Failing to have sufficient pension plans could lead to significant financial headaches in retirement.
An over-reliance on the state pension could prove dangerous. The £8,456.20 maximum amount of annual income it pays, for the 2018/19 tax year, is certainly an extremely valuable benefit to support your lifestyle. But on its own, will it be enough to provide for your retirement? A December 2017 report, by the Organisation for Economic Co-operation and Development (OECD), suggests it won’t. The report warns many people could face something of a retirement income cliff – because the gap between UK employment earnings and state pension income is the largest in the developed world.
On average, state pension income equates to around 29% of what UK people earn – or less than a third of the income you currently receive. This compares unfavourably to other developed nations, where state retirement income is an average of 63% of earnings. So if you want to maintain or enhance your lifestyle, you face a huge shortfall to make up.
The importance of planning
Understandably, many of us feel apprehensive about our retirement plans. June 2017 figures from the Office for National Statistics show 46% of working adults, who were questioned between June and December 2016, aren’t confident their retirement income will give them the standard of living they hope for. Over two-thirds have not thought how long they will need to fund retirement for. The last point is important. Thanks to improvements in living standards, people are living longer and your retirement plans need to factor this in. It’s not just about having savings for the first few years of retiring, but considering how your needs might change, and if you might require provisions for areas like long-term care. There’s also your family’s inheritance. You may want to leave some of your wealth behind for them to enjoy, rather than spending all of it to fund your retirement.

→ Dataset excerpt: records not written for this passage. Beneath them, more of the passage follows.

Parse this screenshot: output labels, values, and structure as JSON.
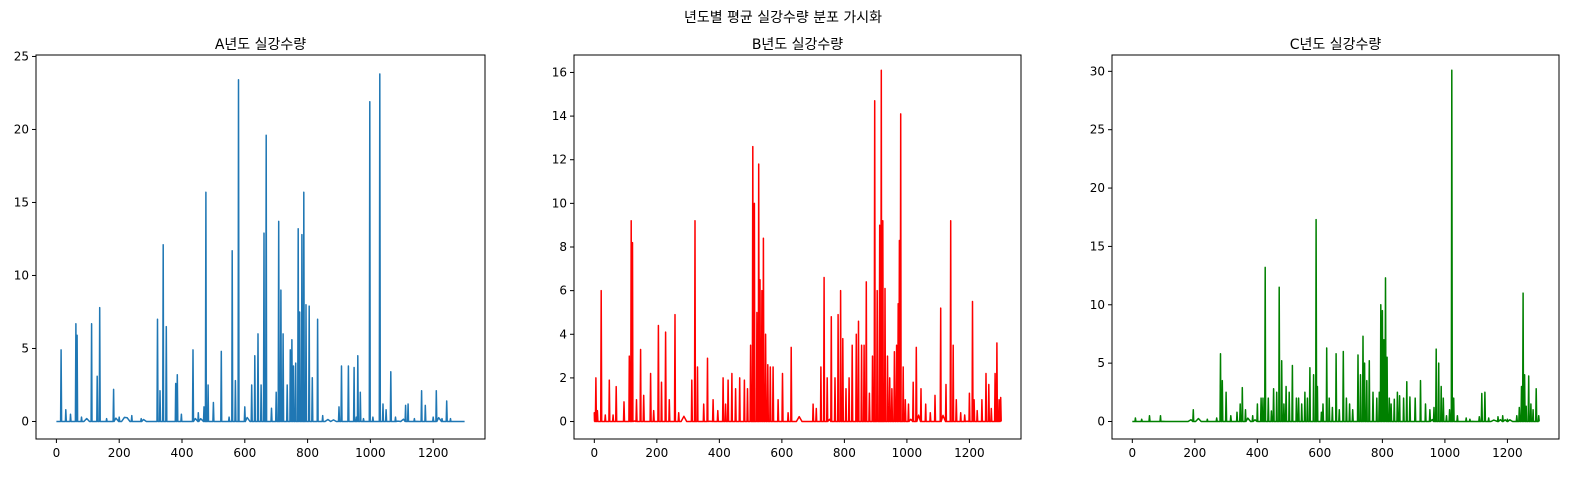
{
  "figure": {
    "suptitle": "년도별 평균 실강수량 분포 가시화"
  },
  "chart_data": [
    {
      "type": "line",
      "title": "A년도 실강수량",
      "xlabel": "",
      "ylabel": "",
      "color": "#1f77b4",
      "xlim": [
        -65,
        1365
      ],
      "ylim": [
        -1.2,
        25.1
      ],
      "xticks": [
        0,
        200,
        400,
        600,
        800,
        1000,
        1200
      ],
      "yticks": [
        0,
        5,
        10,
        15,
        20,
        25
      ],
      "grid": false,
      "x_extent": [
        0,
        1300
      ],
      "peaks": [
        [
          15,
          4.9
        ],
        [
          30,
          0.8
        ],
        [
          45,
          0.5
        ],
        [
          62,
          6.7
        ],
        [
          66,
          5.9
        ],
        [
          80,
          0.3
        ],
        [
          112,
          6.7
        ],
        [
          130,
          3.1
        ],
        [
          138,
          7.8
        ],
        [
          160,
          0.2
        ],
        [
          182,
          2.2
        ],
        [
          200,
          0.3
        ],
        [
          240,
          0.4
        ],
        [
          270,
          0.2
        ],
        [
          322,
          7.0
        ],
        [
          330,
          2.1
        ],
        [
          340,
          12.1
        ],
        [
          350,
          6.5
        ],
        [
          380,
          2.6
        ],
        [
          385,
          3.2
        ],
        [
          398,
          0.5
        ],
        [
          435,
          4.9
        ],
        [
          452,
          0.6
        ],
        [
          470,
          1.0
        ],
        [
          476,
          15.7
        ],
        [
          483,
          2.5
        ],
        [
          500,
          1.3
        ],
        [
          525,
          4.8
        ],
        [
          550,
          0.3
        ],
        [
          560,
          11.7
        ],
        [
          570,
          2.8
        ],
        [
          580,
          23.4
        ],
        [
          600,
          1.0
        ],
        [
          622,
          2.5
        ],
        [
          632,
          4.5
        ],
        [
          642,
          6.0
        ],
        [
          652,
          2.5
        ],
        [
          661,
          12.9
        ],
        [
          668,
          19.6
        ],
        [
          685,
          0.9
        ],
        [
          700,
          2.0
        ],
        [
          708,
          13.7
        ],
        [
          715,
          9.0
        ],
        [
          722,
          6.0
        ],
        [
          735,
          2.5
        ],
        [
          745,
          4.9
        ],
        [
          750,
          5.6
        ],
        [
          755,
          3.8
        ],
        [
          762,
          4.0
        ],
        [
          770,
          13.2
        ],
        [
          775,
          7.5
        ],
        [
          782,
          12.8
        ],
        [
          788,
          15.7
        ],
        [
          795,
          8.0
        ],
        [
          805,
          7.9
        ],
        [
          815,
          3.0
        ],
        [
          832,
          7.0
        ],
        [
          848,
          0.4
        ],
        [
          900,
          1.0
        ],
        [
          908,
          3.8
        ],
        [
          930,
          3.8
        ],
        [
          948,
          3.7
        ],
        [
          955,
          0.3
        ],
        [
          960,
          4.5
        ],
        [
          968,
          2.0
        ],
        [
          978,
          0.2
        ],
        [
          998,
          21.9
        ],
        [
          1008,
          0.3
        ],
        [
          1030,
          23.8
        ],
        [
          1040,
          1.2
        ],
        [
          1050,
          0.8
        ],
        [
          1065,
          3.4
        ],
        [
          1080,
          0.3
        ],
        [
          1112,
          1.1
        ],
        [
          1120,
          1.2
        ],
        [
          1140,
          0.2
        ],
        [
          1163,
          2.1
        ],
        [
          1175,
          1.1
        ],
        [
          1200,
          0.3
        ],
        [
          1210,
          2.1
        ],
        [
          1228,
          0.2
        ],
        [
          1243,
          1.4
        ],
        [
          1255,
          0.2
        ]
      ]
    },
    {
      "type": "line",
      "title": "B년도 실강수량",
      "xlabel": "",
      "ylabel": "",
      "color": "#ff0000",
      "xlim": [
        -65,
        1365
      ],
      "ylim": [
        -0.8,
        16.8
      ],
      "xticks": [
        0,
        200,
        400,
        600,
        800,
        1000,
        1200
      ],
      "yticks": [
        0,
        2,
        4,
        6,
        8,
        10,
        12,
        14,
        16
      ],
      "grid": false,
      "x_extent": [
        0,
        1300
      ],
      "peaks": [
        [
          0,
          0.4
        ],
        [
          5,
          2.0
        ],
        [
          10,
          0.5
        ],
        [
          22,
          6.0
        ],
        [
          35,
          0.3
        ],
        [
          48,
          1.9
        ],
        [
          60,
          0.3
        ],
        [
          70,
          1.6
        ],
        [
          95,
          0.9
        ],
        [
          112,
          3.0
        ],
        [
          118,
          9.2
        ],
        [
          122,
          8.2
        ],
        [
          135,
          1.0
        ],
        [
          148,
          3.3
        ],
        [
          158,
          1.2
        ],
        [
          180,
          2.2
        ],
        [
          190,
          0.5
        ],
        [
          205,
          4.4
        ],
        [
          215,
          1.8
        ],
        [
          228,
          4.1
        ],
        [
          240,
          1.0
        ],
        [
          258,
          4.9
        ],
        [
          270,
          0.4
        ],
        [
          312,
          1.9
        ],
        [
          322,
          9.2
        ],
        [
          330,
          2.5
        ],
        [
          350,
          0.8
        ],
        [
          362,
          2.9
        ],
        [
          380,
          1.0
        ],
        [
          395,
          0.5
        ],
        [
          412,
          2.0
        ],
        [
          420,
          0.8
        ],
        [
          428,
          1.9
        ],
        [
          440,
          2.2
        ],
        [
          452,
          1.5
        ],
        [
          465,
          2.0
        ],
        [
          480,
          1.9
        ],
        [
          490,
          1.5
        ],
        [
          500,
          3.5
        ],
        [
          507,
          12.6
        ],
        [
          512,
          10.0
        ],
        [
          520,
          5.0
        ],
        [
          526,
          11.8
        ],
        [
          530,
          6.5
        ],
        [
          536,
          6.0
        ],
        [
          541,
          8.4
        ],
        [
          548,
          4.0
        ],
        [
          555,
          2.6
        ],
        [
          563,
          2.5
        ],
        [
          572,
          2.5
        ],
        [
          588,
          1.0
        ],
        [
          602,
          2.2
        ],
        [
          620,
          0.4
        ],
        [
          630,
          3.4
        ],
        [
          700,
          0.8
        ],
        [
          710,
          0.6
        ],
        [
          725,
          2.5
        ],
        [
          735,
          6.6
        ],
        [
          745,
          2.0
        ],
        [
          758,
          4.8
        ],
        [
          770,
          2.0
        ],
        [
          780,
          4.9
        ],
        [
          788,
          6.0
        ],
        [
          795,
          3.8
        ],
        [
          805,
          1.5
        ],
        [
          815,
          2.0
        ],
        [
          825,
          3.5
        ],
        [
          838,
          4.0
        ],
        [
          845,
          4.6
        ],
        [
          855,
          3.5
        ],
        [
          863,
          3.5
        ],
        [
          870,
          6.4
        ],
        [
          880,
          1.3
        ],
        [
          890,
          3.0
        ],
        [
          897,
          14.7
        ],
        [
          905,
          6.0
        ],
        [
          913,
          9.0
        ],
        [
          918,
          16.1
        ],
        [
          923,
          9.2
        ],
        [
          930,
          6.1
        ],
        [
          938,
          3.0
        ],
        [
          945,
          2.0
        ],
        [
          952,
          1.5
        ],
        [
          960,
          3.2
        ],
        [
          967,
          3.5
        ],
        [
          972,
          5.4
        ],
        [
          976,
          8.3
        ],
        [
          980,
          14.1
        ],
        [
          988,
          2.5
        ],
        [
          995,
          1.0
        ],
        [
          1005,
          0.8
        ],
        [
          1020,
          1.8
        ],
        [
          1030,
          3.4
        ],
        [
          1045,
          1.5
        ],
        [
          1060,
          0.8
        ],
        [
          1075,
          0.4
        ],
        [
          1090,
          1.2
        ],
        [
          1108,
          5.2
        ],
        [
          1125,
          1.7
        ],
        [
          1140,
          9.2
        ],
        [
          1148,
          3.5
        ],
        [
          1158,
          1.0
        ],
        [
          1172,
          0.4
        ],
        [
          1185,
          0.3
        ],
        [
          1200,
          1.3
        ],
        [
          1210,
          5.5
        ],
        [
          1215,
          1.0
        ],
        [
          1225,
          0.5
        ],
        [
          1240,
          1.0
        ],
        [
          1253,
          2.2
        ],
        [
          1262,
          1.7
        ],
        [
          1270,
          0.6
        ],
        [
          1282,
          2.2
        ],
        [
          1288,
          3.6
        ],
        [
          1295,
          1.0
        ],
        [
          1300,
          1.1
        ]
      ]
    },
    {
      "type": "line",
      "title": "C년도 실강수량",
      "xlabel": "",
      "ylabel": "",
      "color": "#008000",
      "xlim": [
        -65,
        1365
      ],
      "ylim": [
        -1.5,
        31.4
      ],
      "xticks": [
        0,
        200,
        400,
        600,
        800,
        1000,
        1200
      ],
      "yticks": [
        0,
        5,
        10,
        15,
        20,
        25,
        30
      ],
      "grid": false,
      "x_extent": [
        0,
        1300
      ],
      "peaks": [
        [
          10,
          0.3
        ],
        [
          30,
          0.2
        ],
        [
          55,
          0.5
        ],
        [
          90,
          0.5
        ],
        [
          195,
          1.0
        ],
        [
          240,
          0.2
        ],
        [
          270,
          0.3
        ],
        [
          282,
          5.8
        ],
        [
          288,
          3.5
        ],
        [
          300,
          2.5
        ],
        [
          315,
          0.5
        ],
        [
          335,
          0.8
        ],
        [
          345,
          1.5
        ],
        [
          352,
          2.9
        ],
        [
          362,
          1.0
        ],
        [
          385,
          0.5
        ],
        [
          400,
          1.5
        ],
        [
          412,
          2.0
        ],
        [
          418,
          2.0
        ],
        [
          425,
          13.2
        ],
        [
          435,
          2.0
        ],
        [
          445,
          0.9
        ],
        [
          452,
          2.8
        ],
        [
          462,
          2.5
        ],
        [
          470,
          11.5
        ],
        [
          478,
          5.2
        ],
        [
          485,
          1.5
        ],
        [
          492,
          3.0
        ],
        [
          502,
          2.5
        ],
        [
          512,
          4.8
        ],
        [
          525,
          2.0
        ],
        [
          532,
          2.0
        ],
        [
          542,
          1.5
        ],
        [
          552,
          2.5
        ],
        [
          560,
          2.0
        ],
        [
          568,
          4.6
        ],
        [
          580,
          4.0
        ],
        [
          588,
          17.3
        ],
        [
          592,
          3.0
        ],
        [
          605,
          0.8
        ],
        [
          610,
          1.5
        ],
        [
          622,
          6.3
        ],
        [
          630,
          2.0
        ],
        [
          640,
          1.2
        ],
        [
          652,
          5.8
        ],
        [
          662,
          1.0
        ],
        [
          675,
          6.0
        ],
        [
          685,
          2.0
        ],
        [
          695,
          1.5
        ],
        [
          705,
          1.0
        ],
        [
          722,
          5.7
        ],
        [
          730,
          4.0
        ],
        [
          738,
          7.3
        ],
        [
          743,
          5.0
        ],
        [
          750,
          3.5
        ],
        [
          758,
          5.2
        ],
        [
          770,
          2.5
        ],
        [
          782,
          2.0
        ],
        [
          790,
          2.5
        ],
        [
          795,
          10.0
        ],
        [
          800,
          9.5
        ],
        [
          805,
          7.0
        ],
        [
          810,
          12.3
        ],
        [
          815,
          5.5
        ],
        [
          822,
          2.0
        ],
        [
          828,
          1.5
        ],
        [
          838,
          1.9
        ],
        [
          848,
          2.5
        ],
        [
          855,
          2.2
        ],
        [
          868,
          2.0
        ],
        [
          878,
          3.4
        ],
        [
          888,
          2.1
        ],
        [
          905,
          2.0
        ],
        [
          922,
          3.5
        ],
        [
          938,
          1.5
        ],
        [
          952,
          1.0
        ],
        [
          965,
          1.2
        ],
        [
          972,
          6.2
        ],
        [
          980,
          5.0
        ],
        [
          988,
          3.0
        ],
        [
          995,
          2.0
        ],
        [
          1005,
          0.5
        ],
        [
          1015,
          1.0
        ],
        [
          1022,
          30.1
        ],
        [
          1028,
          2.0
        ],
        [
          1040,
          0.5
        ],
        [
          1068,
          0.3
        ],
        [
          1080,
          0.2
        ],
        [
          1110,
          0.4
        ],
        [
          1118,
          2.4
        ],
        [
          1128,
          2.5
        ],
        [
          1140,
          0.3
        ],
        [
          1170,
          0.4
        ],
        [
          1185,
          0.5
        ],
        [
          1200,
          0.2
        ],
        [
          1230,
          0.5
        ],
        [
          1238,
          1.2
        ],
        [
          1245,
          3.0
        ],
        [
          1250,
          11.0
        ],
        [
          1255,
          4.0
        ],
        [
          1260,
          1.3
        ],
        [
          1268,
          3.9
        ],
        [
          1275,
          1.5
        ],
        [
          1282,
          1.0
        ],
        [
          1292,
          2.8
        ],
        [
          1300,
          0.5
        ]
      ]
    }
  ]
}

Are you paying enough into a pension?
It’s never too early to start preparing for retirement, so if you have a few years left of working, considering your current arrangements could allow you to make better plans. For example, you might want to pay more into your pension, or even set up additional pensions. A huge advantage of taking this route is tax relief, as the government tops up your contributions by 20% or 40% (depending on if you’re a basic or higher rate taxpayer). With the pension freedoms also opening up your options for using these savings, from 55, you have greater flexibility to shape your retirement. There are important tax considerations around making withdrawals. The way your pension contributions are invested is another key factor. If you’re enrolled in your employer’s default pension scheme, there’s every chance it’s invested in a way that’s not fully suited to your circumstances. You might be willing to take more risk with your money, for example. With the stakes so high, speaking to a financial adviser is recommended. They can help you consider what you want to achieve in retirement, and if you have the provisions to make it happen. Retirement should be a chapter in life to relish, but it’s a leap into the unknown. A financial adviser can help you to plan for different scenarios, so you can look forward with confidence.
The value of your investment can go down as well as up and you may not get back the full amount invested. Accessing pension benefits early may impact on levels of retirement income and is not suitable for everyone. You should seek advice to understand your options at retirement. Levels and bases of and reliefs from taxation are subject to change and their value depends on the individual circumstances of the investor.